4.5.5 Changes in segment reporting (bankruptcy emergence)

For public entities, the application of ASC 280, Segment Reporting, impacts both disclosures and the unit of account for goodwill impairment testing. Reporting entities emerging from bankruptcy may need to change their segments to reflect changes to the organization's structure, as well as how their chief operating decision maker (CODM) allocates resources and assesses performance post bankruptcy. Changes in operating segments may change the determination of reportable segments. See FSP 25 for additional segment reporting considerations.

4.5.6 Measurement period (bankruptcy emergence)

ASC 805 provides for a measurement period of one year after the closing date of an acquisition. We believe a measurement period generally does not exist when applying fresh-start reporting as this guidance was not incorporated into ASC 852-10. Furthermore, given the length of time that a bankrupt entity is typically in reorganization and the level of detail about the reporting entity's operations included in a reorganization plan, a measurement period to obtain facts necessary to measure identified assets or liabilities or to identify additional assets and liabilities that exist at the emergence date is generally not necessary. Therefore, adjustments to assets and liabilities subsequent to the adoption of fresh-start reporting are generally the result of post-emergence events and should be included in the results of operations in the period in which they occur. However, procedures necessary to complete the allocation of reorganization value to the reporting entity's assets (e.g., adjusting provisional plant, property, and equipment amounts to final appraised values) may be appropriate. When a reporting entity makes adjustments to the allocation of its reorganization value, it should also consider the effects of the adjustment on depreciation, amortization, or other income or expense recognized in prior periods.

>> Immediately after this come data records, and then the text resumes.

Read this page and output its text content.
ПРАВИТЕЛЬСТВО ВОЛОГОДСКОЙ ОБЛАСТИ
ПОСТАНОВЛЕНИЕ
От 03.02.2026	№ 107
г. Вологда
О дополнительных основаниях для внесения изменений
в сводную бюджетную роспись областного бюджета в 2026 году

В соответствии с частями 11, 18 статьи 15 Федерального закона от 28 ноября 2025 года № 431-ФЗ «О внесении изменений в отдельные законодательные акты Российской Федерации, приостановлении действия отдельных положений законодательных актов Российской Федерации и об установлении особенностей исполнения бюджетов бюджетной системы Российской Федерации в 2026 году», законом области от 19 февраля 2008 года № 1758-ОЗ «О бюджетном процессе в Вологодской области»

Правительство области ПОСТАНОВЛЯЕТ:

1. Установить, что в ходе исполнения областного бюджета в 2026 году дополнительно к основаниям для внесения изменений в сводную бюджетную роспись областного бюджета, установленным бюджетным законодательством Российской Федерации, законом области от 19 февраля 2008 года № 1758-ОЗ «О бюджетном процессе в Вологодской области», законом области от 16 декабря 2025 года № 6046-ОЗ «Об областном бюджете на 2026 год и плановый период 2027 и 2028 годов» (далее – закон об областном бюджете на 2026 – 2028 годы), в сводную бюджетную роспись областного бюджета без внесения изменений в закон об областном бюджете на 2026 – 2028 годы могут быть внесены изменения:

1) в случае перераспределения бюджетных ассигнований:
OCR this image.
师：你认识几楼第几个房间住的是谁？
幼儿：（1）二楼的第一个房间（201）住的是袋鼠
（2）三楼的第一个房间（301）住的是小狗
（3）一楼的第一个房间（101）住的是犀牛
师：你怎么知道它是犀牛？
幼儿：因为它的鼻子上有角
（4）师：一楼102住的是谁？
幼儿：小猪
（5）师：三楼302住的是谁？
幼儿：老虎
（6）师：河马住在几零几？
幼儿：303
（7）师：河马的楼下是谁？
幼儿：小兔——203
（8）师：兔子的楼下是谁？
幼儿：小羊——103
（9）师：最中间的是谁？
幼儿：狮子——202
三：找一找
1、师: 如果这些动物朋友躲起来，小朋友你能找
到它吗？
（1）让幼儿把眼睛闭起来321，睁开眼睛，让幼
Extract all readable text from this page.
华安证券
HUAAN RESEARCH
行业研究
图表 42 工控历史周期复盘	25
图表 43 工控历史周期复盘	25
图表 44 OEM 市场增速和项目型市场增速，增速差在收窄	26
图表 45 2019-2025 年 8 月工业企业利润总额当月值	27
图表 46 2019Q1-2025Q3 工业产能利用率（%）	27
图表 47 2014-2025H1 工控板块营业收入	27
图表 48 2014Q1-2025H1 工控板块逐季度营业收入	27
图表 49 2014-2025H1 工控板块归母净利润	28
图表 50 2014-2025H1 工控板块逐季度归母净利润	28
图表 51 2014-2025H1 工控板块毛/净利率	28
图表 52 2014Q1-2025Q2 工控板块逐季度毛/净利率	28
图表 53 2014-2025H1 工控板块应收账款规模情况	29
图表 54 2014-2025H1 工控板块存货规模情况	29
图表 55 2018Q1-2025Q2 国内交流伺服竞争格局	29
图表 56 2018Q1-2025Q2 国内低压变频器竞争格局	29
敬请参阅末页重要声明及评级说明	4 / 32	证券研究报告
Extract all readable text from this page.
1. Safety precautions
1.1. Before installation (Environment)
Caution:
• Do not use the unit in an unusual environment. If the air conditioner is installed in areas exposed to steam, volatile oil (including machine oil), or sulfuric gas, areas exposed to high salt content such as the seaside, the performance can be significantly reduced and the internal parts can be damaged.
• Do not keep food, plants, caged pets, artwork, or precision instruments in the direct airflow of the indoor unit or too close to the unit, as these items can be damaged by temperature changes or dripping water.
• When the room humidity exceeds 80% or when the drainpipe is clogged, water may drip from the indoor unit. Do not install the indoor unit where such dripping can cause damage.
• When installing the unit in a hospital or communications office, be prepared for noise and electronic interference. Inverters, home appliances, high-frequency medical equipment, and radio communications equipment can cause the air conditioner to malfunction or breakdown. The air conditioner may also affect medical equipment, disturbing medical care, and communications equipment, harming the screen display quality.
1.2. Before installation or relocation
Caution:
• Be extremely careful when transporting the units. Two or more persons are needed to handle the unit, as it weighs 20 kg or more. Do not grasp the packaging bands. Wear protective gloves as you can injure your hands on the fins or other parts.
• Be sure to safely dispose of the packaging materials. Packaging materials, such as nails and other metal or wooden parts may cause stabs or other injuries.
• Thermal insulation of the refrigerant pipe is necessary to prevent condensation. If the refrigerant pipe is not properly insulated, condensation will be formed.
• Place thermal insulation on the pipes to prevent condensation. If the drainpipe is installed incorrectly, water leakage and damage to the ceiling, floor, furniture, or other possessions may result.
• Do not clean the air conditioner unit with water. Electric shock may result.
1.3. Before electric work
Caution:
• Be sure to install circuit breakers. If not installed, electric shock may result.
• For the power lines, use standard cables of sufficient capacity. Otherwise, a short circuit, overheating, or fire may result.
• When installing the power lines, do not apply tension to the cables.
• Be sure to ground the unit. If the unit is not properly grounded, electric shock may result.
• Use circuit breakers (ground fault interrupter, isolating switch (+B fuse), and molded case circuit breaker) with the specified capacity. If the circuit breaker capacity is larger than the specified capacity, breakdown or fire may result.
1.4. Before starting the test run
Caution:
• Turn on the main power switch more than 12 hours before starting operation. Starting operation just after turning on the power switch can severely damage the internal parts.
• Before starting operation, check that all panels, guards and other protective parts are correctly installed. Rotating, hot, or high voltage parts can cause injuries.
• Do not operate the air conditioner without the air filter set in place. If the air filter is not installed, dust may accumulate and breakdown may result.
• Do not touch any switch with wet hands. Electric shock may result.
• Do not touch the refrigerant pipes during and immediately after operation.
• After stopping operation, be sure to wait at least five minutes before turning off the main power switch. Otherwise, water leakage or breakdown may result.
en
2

4.5.7 Pro forma balance sheet presentation (bankruptcy emergence)

Entities emerging from bankruptcy subsequent to period-end will often present a pro forma balance sheet in the notes to their financial statements describing the application of fresh-start reporting on those period-end balances. This presentation is based on guidance in ASC 855, Subsequent Events, which describes presenting a pro forma balance sheet as of period-end if the subsequent event is of such significance that the disclosure can best be described by providing pro forma financial data. The emergence from bankruptcy subsequent to period-end generally is one of those types of events. This pro forma financial data typically is presented in a four-column format as shown in Example BLG 4-2 and would include applicable notations as to the basis for the adjustments presented.